Voice-based 2FA and SMS Text-Message
2FA that’s SMS-based connects to a person’s phone. After the user gets a username and password, the site will send him a text message containing a one-time passcode. Similar to the hardware token method, the user then has to enter the code into the app to be allowed access.
The voice-based 2FA involves automatically dialing the user and delivering the code verbally. It’s not very common but is still used in some countries, especially those in which smartphones are expensive.
However, this method of 2FA might not be safe enough for websites storing your personal data, such as banks, utility companies or email accounts, since SMS is considered the least secure method of authenticating users.
Push notifications can be sent to users by websites and apps during an authentication attempt. When the device owner receives the notification, they can view it and decide whether they will approve or deny the access. This authentication is passwordless as there are no codes to be entered.
Since there’s a direct, secure link between the 2FA service, the retailer and the user’s device, any opportunity for attacks, unauthorized access or phishing is eliminated. The device must be connected to the internet for this form of 2FA to work and is certainly a very user-friendly and safe kind of security.
In biometric 2FA authentication, the user is treated as the token. For instance, the user’s identity can be verified via their fingertips, facial recognition, and retina patterns. Recently, vocal prints and typing patterns are also being researched.
The Guardian explains what users need to do if they have issues with living in blackspots when it comes to 2FA,
“For people like you who don’t get a decent mobile service at home (or don’t own a mobile), you can ask Google or the email provider to call your landline instead. You can typically add two mobile and landline numbers to the two-step process. A landline is arguably more secure.
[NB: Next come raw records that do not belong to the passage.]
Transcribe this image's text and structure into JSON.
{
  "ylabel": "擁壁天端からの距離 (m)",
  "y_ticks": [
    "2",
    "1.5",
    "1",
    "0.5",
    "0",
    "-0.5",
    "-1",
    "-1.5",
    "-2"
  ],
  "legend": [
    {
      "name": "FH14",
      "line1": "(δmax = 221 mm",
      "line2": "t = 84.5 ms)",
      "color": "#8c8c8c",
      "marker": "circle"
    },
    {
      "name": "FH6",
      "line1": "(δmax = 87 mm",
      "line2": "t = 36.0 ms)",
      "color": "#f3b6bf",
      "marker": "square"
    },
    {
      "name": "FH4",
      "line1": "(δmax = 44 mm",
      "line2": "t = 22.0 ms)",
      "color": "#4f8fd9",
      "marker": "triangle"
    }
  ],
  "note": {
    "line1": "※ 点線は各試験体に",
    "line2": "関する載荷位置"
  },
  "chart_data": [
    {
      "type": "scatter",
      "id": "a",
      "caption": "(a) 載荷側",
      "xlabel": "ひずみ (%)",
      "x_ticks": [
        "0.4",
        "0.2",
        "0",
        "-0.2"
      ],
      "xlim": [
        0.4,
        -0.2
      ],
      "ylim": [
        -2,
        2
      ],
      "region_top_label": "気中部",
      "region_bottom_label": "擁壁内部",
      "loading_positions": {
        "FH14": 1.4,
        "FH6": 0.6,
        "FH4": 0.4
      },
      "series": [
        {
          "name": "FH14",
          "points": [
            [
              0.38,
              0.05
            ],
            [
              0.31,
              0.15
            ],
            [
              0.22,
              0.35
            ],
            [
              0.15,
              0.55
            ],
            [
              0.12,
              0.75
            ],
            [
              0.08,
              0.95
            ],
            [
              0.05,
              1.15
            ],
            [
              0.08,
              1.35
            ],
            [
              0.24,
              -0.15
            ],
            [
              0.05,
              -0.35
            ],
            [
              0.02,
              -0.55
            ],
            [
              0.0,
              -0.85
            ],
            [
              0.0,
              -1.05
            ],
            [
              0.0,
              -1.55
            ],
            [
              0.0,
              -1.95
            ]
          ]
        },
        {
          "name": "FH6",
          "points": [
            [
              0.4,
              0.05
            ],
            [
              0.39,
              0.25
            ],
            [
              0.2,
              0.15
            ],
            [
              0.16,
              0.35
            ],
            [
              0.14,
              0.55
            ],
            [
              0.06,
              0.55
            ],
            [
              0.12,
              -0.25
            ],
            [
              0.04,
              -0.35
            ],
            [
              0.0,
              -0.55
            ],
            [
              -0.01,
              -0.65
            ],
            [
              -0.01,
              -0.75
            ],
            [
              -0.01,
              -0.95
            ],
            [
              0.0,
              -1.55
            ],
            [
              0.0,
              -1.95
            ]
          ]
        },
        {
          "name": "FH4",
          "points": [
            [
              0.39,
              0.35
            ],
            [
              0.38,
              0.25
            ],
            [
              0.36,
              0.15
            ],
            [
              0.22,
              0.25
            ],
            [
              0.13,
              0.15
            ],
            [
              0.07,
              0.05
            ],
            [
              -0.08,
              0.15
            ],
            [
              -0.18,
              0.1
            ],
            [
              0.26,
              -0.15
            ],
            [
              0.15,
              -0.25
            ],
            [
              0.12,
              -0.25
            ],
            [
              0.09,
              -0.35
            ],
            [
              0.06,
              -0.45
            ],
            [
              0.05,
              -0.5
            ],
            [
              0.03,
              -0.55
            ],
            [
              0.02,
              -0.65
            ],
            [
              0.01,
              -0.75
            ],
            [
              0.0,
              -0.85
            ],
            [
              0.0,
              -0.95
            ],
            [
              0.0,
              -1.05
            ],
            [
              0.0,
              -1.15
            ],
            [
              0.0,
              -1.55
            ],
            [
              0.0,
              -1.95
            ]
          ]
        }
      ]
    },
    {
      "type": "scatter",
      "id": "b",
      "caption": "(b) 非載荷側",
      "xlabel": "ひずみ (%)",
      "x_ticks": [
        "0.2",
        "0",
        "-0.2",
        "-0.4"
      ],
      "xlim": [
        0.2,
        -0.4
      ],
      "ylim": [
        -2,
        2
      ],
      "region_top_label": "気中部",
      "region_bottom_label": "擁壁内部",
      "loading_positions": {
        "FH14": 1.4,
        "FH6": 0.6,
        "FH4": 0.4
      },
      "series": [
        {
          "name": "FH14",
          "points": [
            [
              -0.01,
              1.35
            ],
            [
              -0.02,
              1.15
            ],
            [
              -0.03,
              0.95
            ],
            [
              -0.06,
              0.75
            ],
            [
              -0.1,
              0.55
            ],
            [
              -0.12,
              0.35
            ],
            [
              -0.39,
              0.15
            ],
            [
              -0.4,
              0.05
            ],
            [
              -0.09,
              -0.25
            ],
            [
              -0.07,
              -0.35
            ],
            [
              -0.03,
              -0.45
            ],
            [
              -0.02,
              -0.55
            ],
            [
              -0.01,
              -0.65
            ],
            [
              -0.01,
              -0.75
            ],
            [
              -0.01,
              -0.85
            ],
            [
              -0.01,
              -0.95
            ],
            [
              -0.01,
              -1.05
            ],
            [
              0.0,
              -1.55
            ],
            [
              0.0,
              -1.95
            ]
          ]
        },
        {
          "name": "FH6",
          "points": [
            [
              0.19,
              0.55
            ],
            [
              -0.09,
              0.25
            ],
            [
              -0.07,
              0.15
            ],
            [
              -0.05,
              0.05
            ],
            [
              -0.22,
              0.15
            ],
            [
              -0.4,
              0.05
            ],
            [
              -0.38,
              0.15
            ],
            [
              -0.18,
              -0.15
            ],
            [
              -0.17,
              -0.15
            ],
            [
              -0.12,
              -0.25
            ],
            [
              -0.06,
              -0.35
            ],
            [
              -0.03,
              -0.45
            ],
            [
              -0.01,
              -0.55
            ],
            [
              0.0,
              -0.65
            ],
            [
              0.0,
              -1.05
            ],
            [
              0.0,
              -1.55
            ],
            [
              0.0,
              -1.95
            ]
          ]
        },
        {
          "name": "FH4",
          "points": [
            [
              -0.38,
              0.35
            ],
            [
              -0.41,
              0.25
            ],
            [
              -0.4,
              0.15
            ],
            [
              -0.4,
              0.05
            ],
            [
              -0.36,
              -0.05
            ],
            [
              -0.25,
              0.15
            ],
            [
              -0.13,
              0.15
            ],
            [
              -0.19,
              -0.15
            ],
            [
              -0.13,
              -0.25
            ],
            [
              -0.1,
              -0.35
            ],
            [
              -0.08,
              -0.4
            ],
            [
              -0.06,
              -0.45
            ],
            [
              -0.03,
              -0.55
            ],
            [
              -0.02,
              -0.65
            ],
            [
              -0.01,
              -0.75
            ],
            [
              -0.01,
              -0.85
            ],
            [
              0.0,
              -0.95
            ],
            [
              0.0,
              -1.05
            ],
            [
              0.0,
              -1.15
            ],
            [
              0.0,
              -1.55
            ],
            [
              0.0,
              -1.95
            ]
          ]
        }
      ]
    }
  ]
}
Alternatively, use a smartphone-based app which automatically generates a one-time passcode using an algorithm. The code changes every 30 seconds. Crucially, you don’t need a mobile phone signal or to be online to receive the code. The Guardian’s tech gurus recommend using Google Authenticator.
One last thing to consider is upgrading your mobile to 4G. Living where you do, you should be able to get a mobile service. Buying a 4G phone could improve your service and mean you can make and receive calls at home.”
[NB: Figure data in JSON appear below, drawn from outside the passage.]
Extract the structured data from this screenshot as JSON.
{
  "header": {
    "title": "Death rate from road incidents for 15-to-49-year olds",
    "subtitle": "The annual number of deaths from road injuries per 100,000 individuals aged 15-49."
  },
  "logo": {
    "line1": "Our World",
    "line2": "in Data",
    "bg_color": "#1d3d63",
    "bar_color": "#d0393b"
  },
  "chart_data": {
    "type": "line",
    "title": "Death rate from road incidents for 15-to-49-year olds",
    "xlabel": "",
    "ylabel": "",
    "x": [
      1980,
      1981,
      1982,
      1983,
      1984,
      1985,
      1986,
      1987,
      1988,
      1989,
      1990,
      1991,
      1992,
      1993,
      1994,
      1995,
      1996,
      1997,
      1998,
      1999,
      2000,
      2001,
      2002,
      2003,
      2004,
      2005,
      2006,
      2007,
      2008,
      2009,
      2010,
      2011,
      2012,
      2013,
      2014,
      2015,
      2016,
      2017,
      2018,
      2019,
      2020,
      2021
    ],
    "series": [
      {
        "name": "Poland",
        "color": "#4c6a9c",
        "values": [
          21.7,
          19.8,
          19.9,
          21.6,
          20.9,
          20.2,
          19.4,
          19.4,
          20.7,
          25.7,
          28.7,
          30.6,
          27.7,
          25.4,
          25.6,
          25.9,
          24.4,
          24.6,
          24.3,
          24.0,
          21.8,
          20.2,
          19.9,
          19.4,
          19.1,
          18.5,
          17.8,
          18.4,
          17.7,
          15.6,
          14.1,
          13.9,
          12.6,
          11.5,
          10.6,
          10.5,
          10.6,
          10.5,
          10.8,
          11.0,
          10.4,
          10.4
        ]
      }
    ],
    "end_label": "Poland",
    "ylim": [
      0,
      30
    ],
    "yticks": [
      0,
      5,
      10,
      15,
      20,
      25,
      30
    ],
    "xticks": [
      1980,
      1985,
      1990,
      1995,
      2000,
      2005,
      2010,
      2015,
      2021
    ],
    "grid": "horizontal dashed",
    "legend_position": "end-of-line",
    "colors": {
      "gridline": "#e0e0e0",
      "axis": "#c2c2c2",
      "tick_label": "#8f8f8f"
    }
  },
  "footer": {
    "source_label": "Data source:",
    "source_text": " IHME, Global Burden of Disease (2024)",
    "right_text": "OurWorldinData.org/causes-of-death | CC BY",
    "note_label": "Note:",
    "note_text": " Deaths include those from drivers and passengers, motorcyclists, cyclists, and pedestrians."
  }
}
Nowadays, enabling 2FA on your device and accounts you’re using is extremely important, especially when it comes to accounts that have access to your personal information, such as bank info. With cybercrime becoming more advanced, hackers are easily able to break into accounts being protected by just passwords, especially if the passwords are simple and have been recycled for use on several other accounts.
Activating 2FA will add on an extra layer of security and keep your accounts well protected by ensuring that your account isn’t accessed even in the case of your password being compromised.
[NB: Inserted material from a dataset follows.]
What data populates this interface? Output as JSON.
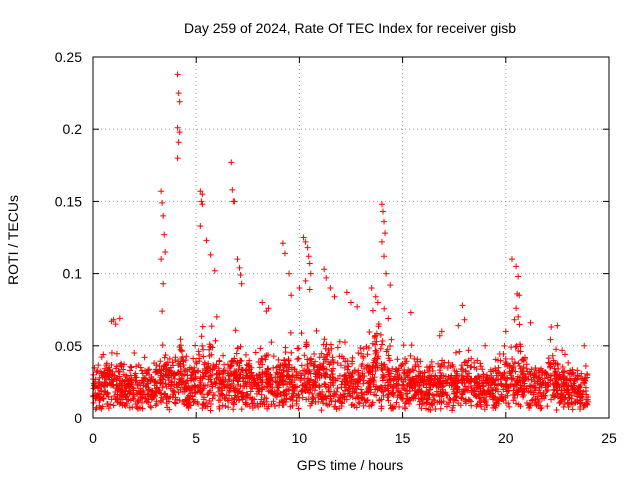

Enabling it varies slightly across different platforms, but it can usually be done by going to the Privacy or Security tab and looking for ‘two-step verification’ or ‘two-factor authentication’. Since there are different types of 2FA, you will be able to choose the one you prefer, whether it’s using a hardware token, receiving codes through text messages, scanning your face or fingerprint, and much more.
Keep in mind that even when you’ve got 2FA activated, it’s crucial to use usernames that are hard to guess and create strong passwords in order to have maximum security.